Mayor of Surf City
- In office January 1, 1966 – December 31, 2015
- Succeeded by: Francis R. Hodgson Sr.

Member of the New Jersey Senate from the 9th district
- In office January 12, 1982 – January 8, 2008
- Preceded by: John F. Russo
- Succeeded by: Christopher J. Connors

Personal details
- Born: April 11, 1929 Jersey City, New Jersey, U.S.
- Died: December 4, 2016 (aged 87) Little Egg Harbor Township, New Jersey, U.S.
- Party: Republican

= Leonard T. Connors =

American politician (1929–2016)

Leonard T. Connors Jr. (April 11, 1929 – December 4, 2016) was an American Republican Party politician who represented the 9th Legislative District in the New Jersey Senate from 1982 to 2008. Previously, he served on the Ocean County Board of Chosen Freeholders from 1977 to 1982, and was the Mayor of Surf City, New Jersey from 1966 to 2015.

Born in Jersey City and raised in Wood-Ridge, New Jersey, Connors graduated from Wood-Ridge High School before serving for two years in the United States Air Force.

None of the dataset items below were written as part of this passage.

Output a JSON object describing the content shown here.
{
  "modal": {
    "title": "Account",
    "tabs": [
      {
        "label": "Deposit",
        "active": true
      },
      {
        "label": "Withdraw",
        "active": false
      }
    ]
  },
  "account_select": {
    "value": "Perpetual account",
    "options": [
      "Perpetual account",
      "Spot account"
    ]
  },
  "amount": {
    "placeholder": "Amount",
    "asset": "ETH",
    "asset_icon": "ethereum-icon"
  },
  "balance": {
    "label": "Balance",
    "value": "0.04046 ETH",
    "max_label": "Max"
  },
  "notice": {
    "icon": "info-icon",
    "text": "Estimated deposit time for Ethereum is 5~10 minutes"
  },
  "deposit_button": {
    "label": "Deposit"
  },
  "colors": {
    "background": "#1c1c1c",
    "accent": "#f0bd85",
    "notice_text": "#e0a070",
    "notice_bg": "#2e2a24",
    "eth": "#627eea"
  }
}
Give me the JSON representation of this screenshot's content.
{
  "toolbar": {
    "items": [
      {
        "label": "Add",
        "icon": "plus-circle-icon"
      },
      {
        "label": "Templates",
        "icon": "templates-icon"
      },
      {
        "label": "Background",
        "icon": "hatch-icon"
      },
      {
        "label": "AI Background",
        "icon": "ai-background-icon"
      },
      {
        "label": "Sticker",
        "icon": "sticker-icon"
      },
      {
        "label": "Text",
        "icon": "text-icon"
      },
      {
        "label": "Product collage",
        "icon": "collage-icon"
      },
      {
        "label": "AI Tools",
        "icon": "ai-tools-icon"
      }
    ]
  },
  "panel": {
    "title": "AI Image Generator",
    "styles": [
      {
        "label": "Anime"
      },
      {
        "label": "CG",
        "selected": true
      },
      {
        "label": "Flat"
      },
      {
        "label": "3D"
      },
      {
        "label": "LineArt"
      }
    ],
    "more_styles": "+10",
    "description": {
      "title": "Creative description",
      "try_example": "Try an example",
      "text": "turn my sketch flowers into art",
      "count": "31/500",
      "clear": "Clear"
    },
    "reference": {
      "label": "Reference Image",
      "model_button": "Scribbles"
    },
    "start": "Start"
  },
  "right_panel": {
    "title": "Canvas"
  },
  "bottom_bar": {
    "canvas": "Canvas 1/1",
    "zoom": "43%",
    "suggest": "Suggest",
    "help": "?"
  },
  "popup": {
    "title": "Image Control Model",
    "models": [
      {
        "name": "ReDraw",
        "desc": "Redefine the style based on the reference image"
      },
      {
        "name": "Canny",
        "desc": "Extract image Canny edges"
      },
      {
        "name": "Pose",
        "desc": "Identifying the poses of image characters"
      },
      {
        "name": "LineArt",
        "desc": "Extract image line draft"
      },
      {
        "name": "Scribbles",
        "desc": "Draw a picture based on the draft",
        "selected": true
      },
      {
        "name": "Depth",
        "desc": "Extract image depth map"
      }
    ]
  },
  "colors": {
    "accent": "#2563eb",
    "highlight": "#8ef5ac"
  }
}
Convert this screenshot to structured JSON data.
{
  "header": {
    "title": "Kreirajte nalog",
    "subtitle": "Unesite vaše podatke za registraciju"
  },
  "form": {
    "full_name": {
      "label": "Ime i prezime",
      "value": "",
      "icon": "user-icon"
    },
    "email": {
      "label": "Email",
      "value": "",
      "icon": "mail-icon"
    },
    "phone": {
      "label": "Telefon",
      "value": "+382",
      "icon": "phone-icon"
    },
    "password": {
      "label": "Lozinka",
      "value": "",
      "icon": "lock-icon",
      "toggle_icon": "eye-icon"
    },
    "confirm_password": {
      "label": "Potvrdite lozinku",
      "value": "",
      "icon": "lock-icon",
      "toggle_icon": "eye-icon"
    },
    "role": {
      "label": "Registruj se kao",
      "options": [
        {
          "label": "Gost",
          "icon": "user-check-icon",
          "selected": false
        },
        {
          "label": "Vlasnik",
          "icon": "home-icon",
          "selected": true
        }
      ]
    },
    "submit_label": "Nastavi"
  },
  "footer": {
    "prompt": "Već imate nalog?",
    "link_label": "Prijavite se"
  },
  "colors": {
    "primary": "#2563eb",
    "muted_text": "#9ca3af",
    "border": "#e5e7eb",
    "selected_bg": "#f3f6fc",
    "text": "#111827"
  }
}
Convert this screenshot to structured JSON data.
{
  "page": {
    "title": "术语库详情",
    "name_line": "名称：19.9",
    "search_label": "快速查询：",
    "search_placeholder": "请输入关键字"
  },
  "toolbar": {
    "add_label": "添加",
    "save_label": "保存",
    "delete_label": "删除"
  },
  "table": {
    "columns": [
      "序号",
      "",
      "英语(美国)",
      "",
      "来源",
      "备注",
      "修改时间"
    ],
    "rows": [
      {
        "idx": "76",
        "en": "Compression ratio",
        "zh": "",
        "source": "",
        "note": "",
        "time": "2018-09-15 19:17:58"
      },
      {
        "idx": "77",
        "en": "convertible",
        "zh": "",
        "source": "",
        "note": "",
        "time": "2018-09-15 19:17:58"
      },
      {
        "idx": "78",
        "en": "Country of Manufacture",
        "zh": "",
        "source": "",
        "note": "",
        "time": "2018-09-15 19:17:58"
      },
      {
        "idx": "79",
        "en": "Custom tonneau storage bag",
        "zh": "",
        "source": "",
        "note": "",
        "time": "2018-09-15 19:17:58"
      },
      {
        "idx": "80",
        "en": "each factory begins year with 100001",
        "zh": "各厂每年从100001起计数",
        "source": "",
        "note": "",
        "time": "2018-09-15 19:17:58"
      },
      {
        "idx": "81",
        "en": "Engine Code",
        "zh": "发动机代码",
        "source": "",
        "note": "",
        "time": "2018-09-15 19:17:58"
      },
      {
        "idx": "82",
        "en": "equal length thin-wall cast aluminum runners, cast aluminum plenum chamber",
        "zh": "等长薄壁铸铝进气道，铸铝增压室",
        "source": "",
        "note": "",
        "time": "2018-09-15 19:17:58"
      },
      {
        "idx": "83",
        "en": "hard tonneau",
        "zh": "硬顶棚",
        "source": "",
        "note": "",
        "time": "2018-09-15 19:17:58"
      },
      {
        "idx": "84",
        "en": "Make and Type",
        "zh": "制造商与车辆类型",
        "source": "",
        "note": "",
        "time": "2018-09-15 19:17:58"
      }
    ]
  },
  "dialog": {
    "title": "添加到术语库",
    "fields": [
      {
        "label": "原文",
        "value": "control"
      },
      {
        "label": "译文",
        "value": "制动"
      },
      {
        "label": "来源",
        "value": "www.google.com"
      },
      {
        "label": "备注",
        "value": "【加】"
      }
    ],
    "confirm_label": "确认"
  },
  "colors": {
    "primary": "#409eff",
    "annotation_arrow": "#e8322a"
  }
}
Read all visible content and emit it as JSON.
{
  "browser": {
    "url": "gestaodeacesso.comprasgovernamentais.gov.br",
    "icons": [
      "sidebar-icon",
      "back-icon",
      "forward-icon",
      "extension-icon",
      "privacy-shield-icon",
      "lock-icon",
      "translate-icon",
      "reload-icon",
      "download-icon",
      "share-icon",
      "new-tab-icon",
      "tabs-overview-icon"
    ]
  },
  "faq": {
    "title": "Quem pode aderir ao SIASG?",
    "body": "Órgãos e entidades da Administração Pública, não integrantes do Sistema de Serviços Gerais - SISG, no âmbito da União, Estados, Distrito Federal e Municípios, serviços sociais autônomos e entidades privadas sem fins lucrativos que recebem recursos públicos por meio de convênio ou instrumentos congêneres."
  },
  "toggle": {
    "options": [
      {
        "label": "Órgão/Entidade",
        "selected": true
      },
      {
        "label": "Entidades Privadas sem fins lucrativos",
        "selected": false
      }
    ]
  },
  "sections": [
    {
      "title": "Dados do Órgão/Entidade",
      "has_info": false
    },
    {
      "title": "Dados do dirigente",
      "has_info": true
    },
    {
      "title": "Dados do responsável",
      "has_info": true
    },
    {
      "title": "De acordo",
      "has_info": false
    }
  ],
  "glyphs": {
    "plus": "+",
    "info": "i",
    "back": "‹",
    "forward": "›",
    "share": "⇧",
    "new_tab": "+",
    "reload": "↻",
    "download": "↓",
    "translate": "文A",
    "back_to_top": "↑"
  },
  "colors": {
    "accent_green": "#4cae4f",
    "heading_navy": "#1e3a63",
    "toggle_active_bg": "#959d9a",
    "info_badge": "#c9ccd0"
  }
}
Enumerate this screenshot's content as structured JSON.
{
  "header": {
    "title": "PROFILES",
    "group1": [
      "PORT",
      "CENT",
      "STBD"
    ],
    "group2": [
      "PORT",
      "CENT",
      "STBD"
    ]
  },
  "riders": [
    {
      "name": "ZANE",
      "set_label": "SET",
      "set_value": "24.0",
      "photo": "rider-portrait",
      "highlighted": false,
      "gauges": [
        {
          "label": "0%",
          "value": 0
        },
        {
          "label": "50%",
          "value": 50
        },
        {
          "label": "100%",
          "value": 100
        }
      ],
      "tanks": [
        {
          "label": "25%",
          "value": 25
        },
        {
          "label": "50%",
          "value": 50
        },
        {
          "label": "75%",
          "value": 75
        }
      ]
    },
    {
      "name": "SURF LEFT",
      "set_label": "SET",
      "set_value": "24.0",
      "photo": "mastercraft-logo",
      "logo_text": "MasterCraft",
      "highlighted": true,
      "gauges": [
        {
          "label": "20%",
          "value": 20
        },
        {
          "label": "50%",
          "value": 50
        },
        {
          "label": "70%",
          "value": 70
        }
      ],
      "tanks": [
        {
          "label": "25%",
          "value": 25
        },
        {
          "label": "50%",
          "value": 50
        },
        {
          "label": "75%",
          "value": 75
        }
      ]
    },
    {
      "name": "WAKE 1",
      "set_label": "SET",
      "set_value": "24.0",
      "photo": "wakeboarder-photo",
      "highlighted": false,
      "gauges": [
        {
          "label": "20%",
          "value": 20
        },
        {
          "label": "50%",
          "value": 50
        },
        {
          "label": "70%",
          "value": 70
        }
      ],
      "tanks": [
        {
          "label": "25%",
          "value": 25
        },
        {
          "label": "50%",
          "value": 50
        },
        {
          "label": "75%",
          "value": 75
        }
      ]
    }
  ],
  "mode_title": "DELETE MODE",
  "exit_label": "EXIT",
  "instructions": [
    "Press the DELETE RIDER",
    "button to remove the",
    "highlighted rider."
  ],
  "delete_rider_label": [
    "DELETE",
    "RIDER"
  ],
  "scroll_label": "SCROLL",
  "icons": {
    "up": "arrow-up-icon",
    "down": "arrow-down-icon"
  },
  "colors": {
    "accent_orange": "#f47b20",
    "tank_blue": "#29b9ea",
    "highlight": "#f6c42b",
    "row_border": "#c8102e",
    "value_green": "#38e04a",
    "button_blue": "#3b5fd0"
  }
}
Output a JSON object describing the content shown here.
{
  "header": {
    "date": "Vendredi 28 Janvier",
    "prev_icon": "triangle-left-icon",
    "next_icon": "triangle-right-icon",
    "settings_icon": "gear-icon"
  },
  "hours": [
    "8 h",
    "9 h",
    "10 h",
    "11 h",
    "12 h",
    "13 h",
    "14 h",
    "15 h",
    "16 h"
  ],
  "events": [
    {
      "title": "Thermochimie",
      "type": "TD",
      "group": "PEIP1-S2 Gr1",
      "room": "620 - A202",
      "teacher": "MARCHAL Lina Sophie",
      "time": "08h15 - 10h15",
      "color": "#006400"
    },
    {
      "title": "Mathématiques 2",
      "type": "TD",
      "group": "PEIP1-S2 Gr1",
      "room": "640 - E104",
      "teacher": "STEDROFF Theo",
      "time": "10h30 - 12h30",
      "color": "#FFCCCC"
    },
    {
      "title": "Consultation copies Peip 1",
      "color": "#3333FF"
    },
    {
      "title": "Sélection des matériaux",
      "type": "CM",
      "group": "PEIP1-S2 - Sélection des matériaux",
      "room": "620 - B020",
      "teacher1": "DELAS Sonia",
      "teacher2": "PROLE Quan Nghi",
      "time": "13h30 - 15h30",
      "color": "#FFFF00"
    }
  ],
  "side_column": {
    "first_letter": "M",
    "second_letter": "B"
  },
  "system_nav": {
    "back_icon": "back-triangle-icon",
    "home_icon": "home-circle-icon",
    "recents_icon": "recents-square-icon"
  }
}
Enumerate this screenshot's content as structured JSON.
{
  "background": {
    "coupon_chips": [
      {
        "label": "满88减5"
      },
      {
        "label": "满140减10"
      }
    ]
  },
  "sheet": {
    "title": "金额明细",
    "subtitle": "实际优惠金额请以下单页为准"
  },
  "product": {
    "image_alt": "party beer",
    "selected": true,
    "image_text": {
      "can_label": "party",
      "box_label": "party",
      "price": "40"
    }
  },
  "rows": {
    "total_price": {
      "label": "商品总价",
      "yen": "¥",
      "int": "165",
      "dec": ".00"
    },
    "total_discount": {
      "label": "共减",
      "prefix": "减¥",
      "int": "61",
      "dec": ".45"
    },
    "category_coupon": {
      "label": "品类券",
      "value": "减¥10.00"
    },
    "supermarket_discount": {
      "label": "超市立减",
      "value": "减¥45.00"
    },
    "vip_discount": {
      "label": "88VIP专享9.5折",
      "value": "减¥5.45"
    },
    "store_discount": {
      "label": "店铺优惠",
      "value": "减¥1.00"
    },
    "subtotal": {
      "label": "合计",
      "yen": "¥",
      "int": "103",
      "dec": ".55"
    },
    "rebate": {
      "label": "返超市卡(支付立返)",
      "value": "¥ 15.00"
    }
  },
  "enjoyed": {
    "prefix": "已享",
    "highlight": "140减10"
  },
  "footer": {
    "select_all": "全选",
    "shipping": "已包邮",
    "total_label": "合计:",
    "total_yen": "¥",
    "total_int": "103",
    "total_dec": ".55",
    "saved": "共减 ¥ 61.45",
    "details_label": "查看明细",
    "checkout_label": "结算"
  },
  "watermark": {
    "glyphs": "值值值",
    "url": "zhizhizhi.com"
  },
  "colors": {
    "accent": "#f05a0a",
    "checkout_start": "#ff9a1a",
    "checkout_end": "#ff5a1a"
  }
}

Connors died on December 4, 2016, at the age of 87 at his home in Seacrest nursing home.

==Career==
In the 209th session, Connors sponsored Senate Bill No. 692, prohibiting possession or consumption of alcoholic beverages on private property by persons under legal drinking age. This bill amended P.L. 1979, c.264 (C.2C:33-15), which had banned underage consumption and possession only in motor vehicles and other public areas. In the 2006-08 session, Connors served on the Senate's State Government Committee and the Community & Urban Affairs Committee.

He announced in January 2007 that he would be retiring and would not be a candidate in 2007. Connors' son, Christopher J. Connors served in the New Jersey General Assembly where he also represents the 9th District, and succeeded him in the Senate in 2008.